I am for fairness and decentralization and the free flow of information and what comes from that is more knowledge and more ideas.

Glad to hear it!

A lot of people are talking down to me but none seem to be able to assuage my suspicion that splitting signatures from the UTXO merkle tree hashing will cause big problems since an obvious attack is to just stop verifying the signatures altogether.  If just one person finds this profitable to do then it will spread.  This could be helped by rich rivals in the cryptospace actually writing modified code that allows the miners to do just that, skip verifying signatures which may offer short term gains and long term suffering.  People do this everyday, just ask mcdonalds.

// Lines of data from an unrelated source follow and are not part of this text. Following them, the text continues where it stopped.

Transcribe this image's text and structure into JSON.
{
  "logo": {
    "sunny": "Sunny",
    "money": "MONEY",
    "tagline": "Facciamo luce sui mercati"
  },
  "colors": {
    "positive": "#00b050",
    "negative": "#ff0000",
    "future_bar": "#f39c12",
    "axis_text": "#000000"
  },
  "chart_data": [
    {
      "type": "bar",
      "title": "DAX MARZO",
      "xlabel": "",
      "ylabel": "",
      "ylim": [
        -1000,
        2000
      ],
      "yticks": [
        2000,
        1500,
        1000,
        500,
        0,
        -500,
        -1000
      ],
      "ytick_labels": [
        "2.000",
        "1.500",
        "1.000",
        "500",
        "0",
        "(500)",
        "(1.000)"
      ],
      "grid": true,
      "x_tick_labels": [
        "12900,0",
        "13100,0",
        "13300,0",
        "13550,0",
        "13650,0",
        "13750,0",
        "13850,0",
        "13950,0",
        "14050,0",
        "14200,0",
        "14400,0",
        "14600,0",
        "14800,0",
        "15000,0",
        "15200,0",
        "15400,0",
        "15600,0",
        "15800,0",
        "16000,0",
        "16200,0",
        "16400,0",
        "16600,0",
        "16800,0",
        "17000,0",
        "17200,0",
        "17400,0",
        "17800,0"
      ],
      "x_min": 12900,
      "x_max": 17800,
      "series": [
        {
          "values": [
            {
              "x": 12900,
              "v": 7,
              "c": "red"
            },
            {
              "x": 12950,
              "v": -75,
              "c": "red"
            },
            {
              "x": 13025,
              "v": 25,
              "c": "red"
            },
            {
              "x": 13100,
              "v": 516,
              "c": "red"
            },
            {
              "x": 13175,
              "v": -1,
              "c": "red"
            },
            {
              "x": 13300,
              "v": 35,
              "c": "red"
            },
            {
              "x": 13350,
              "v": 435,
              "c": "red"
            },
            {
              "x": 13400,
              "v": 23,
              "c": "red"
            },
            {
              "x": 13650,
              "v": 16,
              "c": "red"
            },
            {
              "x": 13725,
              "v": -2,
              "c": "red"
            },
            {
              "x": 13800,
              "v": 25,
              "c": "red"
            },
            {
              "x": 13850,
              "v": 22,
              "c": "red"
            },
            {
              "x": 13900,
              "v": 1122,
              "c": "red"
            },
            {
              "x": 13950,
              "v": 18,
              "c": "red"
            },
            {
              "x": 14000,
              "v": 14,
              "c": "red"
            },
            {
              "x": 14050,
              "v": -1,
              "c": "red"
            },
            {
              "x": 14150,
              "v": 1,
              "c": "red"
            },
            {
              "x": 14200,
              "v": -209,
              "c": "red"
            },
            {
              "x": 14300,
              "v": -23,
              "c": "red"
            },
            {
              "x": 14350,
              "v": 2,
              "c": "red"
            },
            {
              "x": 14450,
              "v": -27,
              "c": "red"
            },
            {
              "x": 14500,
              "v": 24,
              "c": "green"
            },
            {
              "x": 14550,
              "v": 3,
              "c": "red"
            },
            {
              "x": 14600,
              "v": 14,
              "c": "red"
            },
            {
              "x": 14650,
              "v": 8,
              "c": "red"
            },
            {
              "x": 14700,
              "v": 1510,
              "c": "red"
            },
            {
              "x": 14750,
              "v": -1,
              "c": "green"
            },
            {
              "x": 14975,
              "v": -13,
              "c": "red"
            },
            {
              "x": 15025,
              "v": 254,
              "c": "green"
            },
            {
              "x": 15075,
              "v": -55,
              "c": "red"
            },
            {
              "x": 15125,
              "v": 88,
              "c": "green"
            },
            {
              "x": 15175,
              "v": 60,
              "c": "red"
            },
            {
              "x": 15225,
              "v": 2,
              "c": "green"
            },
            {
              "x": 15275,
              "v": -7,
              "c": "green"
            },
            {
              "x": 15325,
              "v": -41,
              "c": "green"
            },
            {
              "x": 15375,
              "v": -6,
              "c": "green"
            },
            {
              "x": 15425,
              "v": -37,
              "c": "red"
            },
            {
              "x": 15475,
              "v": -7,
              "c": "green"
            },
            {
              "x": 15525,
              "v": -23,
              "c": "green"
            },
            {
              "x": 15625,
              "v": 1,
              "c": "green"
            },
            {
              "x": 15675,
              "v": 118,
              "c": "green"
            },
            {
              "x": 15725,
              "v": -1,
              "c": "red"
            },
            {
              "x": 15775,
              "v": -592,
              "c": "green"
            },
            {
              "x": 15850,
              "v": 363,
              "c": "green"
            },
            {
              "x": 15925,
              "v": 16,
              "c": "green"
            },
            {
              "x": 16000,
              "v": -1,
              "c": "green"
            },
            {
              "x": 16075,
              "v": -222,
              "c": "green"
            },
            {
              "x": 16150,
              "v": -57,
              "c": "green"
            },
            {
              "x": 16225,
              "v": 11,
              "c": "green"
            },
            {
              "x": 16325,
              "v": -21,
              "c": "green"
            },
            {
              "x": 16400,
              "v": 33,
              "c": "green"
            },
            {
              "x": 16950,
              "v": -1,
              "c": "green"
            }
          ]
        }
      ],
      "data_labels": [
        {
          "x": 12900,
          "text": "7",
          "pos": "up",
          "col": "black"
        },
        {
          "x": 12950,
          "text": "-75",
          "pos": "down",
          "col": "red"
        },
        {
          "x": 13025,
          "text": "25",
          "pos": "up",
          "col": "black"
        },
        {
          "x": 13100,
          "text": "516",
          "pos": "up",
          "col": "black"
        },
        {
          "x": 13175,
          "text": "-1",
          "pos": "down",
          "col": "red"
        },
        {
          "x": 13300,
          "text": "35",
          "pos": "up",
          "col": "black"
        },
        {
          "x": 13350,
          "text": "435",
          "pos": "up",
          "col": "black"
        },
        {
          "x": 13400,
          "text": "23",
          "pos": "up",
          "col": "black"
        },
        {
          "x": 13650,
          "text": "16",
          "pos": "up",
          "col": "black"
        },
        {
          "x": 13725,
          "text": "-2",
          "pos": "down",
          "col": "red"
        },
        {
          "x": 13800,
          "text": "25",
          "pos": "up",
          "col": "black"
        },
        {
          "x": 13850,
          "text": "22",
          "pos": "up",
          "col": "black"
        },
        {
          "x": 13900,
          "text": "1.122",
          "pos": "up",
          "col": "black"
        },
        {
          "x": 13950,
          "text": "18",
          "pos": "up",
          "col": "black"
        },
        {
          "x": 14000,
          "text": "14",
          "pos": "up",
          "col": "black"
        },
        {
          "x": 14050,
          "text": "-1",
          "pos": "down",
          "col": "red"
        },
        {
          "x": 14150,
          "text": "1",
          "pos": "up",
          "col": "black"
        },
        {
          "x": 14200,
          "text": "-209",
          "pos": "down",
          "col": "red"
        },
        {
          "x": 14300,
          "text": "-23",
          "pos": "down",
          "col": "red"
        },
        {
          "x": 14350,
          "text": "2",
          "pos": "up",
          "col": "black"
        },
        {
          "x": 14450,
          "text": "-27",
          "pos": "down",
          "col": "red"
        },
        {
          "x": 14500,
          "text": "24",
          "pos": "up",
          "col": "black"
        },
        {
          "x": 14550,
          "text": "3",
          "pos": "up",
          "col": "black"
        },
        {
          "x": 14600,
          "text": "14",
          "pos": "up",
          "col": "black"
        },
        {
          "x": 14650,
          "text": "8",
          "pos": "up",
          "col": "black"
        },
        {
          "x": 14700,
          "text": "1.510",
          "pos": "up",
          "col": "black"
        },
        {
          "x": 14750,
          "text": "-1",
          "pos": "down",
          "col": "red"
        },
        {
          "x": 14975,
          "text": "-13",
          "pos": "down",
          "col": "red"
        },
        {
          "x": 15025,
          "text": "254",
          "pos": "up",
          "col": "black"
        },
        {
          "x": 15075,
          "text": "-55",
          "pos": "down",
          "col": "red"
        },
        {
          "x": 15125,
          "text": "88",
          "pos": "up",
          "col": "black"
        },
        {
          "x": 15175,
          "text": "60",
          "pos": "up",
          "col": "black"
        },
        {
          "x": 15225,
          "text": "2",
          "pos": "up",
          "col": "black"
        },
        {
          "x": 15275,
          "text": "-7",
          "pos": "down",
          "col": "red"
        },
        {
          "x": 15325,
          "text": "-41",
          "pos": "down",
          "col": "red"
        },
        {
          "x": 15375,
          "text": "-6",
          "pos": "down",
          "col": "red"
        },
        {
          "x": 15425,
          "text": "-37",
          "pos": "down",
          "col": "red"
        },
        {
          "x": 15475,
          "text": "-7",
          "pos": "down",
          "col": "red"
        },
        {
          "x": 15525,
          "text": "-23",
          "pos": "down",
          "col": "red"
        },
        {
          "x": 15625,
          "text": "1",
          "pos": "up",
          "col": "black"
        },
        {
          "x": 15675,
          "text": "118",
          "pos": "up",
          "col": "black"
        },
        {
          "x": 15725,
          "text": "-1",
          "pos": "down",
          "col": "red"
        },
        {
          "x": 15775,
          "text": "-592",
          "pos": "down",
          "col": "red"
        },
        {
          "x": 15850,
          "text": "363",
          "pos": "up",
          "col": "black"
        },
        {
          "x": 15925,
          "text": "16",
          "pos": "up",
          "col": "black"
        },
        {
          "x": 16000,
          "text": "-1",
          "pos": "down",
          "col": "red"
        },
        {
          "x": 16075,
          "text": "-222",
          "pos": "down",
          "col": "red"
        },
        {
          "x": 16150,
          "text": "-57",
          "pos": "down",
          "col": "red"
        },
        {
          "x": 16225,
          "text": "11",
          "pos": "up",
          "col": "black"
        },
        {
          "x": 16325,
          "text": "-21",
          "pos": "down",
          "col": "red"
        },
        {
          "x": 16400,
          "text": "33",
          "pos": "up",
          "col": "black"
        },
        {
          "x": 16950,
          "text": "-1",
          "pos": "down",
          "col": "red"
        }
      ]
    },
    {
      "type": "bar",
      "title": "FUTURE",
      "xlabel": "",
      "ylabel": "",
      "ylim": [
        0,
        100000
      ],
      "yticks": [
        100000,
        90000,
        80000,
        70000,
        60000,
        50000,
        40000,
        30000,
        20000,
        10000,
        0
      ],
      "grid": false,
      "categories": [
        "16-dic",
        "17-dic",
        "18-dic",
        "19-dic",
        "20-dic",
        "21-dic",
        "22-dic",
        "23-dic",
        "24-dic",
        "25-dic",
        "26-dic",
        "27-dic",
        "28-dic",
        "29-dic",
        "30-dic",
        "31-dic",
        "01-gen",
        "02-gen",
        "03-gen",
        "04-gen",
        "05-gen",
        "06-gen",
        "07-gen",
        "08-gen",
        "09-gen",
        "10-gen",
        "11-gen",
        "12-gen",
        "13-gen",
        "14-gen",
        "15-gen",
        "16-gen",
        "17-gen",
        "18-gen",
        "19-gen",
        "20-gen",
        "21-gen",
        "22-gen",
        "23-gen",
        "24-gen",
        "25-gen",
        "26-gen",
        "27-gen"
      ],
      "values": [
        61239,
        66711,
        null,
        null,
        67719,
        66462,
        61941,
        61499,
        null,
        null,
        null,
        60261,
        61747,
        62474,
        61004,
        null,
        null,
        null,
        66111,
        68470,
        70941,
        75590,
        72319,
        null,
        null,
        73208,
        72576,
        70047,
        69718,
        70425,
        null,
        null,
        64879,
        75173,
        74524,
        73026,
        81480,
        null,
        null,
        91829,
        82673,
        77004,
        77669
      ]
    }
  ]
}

A question you should ponder:  Why don’t miners skip verifying all signatures, altogether?  That could be really profitable.  That way, they could seize and spend Satoshi’s coins!

Oh, wait:  They couldn’t do that, because the resulting blocks would be rejected by nodes as invalid.

But according to you, nothing whatsoever could stop them.  A miner could simply seize Satoshi’s coins with a consensus-invalid transaction, and other miners could build on that chain, and full nodes would be forced to follow along because they have no hashpower—right?

Segwit makes absolutely no difference whatsoever, in this regard.  The signatures are still there; they just got moved around a little bit.  Verification of the signatures is still required by consensus rules.  No substantive change has been made as to the security properties of Bitcoin’s signature verification.